PLOWBOY: And you will have played a major role in prodding them toward that "discovery". Tell me, Dr. Manner, what are your plans for the future?
DR. MANNER: For the next year or so we'll be working on the mechanisms and actions of the treatment ... and especially trying to look more specifically at the ways that the vitamins and enzymes we use react on diseases other than cancer. You see, I believe if we really look at things like muscular dystrophy and so on, that we'll find they're also nutrition related.

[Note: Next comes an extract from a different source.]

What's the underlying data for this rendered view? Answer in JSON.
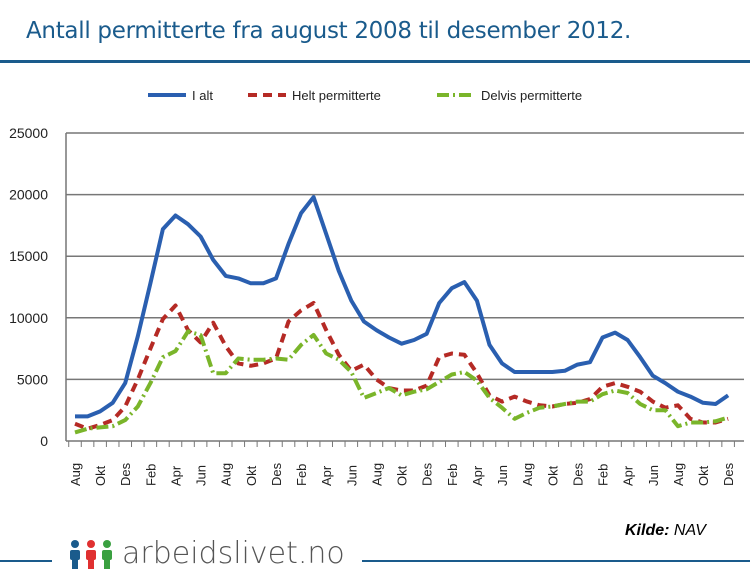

But my personal goal–and I've done a lot of thinking about why I always stick my neck out–is a pretty simple one. I'm 53 years old now and I've got just twelve more years before I retire. I've written a lot of articles and books, but I'm not really going to leave any mark because all of that work finds its way into the literature and most of it dies there.
I think I've learned enough, though, over the years to tackle some of the other major diseases. I may not find cures–I'm certainly not egotistical enough to say that I will–but I might, at least, be responsible for getting other scientists started in the direction of cures. And if I can do that, I will have done something worthwhile. I'll be satisfied.
EDITOR'S NOTE: Dr. Manner has recently written a book, The Death of Cancer, which discusses the theories behind laetrile/nutrition therapy and the research that he has done in connection with this controversial method of treating cancer. The volume is both simple enough for someone without medical training to understand and well enough documented to–we hope–cause more of America's physicians to take a second look at this possible alternative to radiation, chemotherapy, and radical surgery.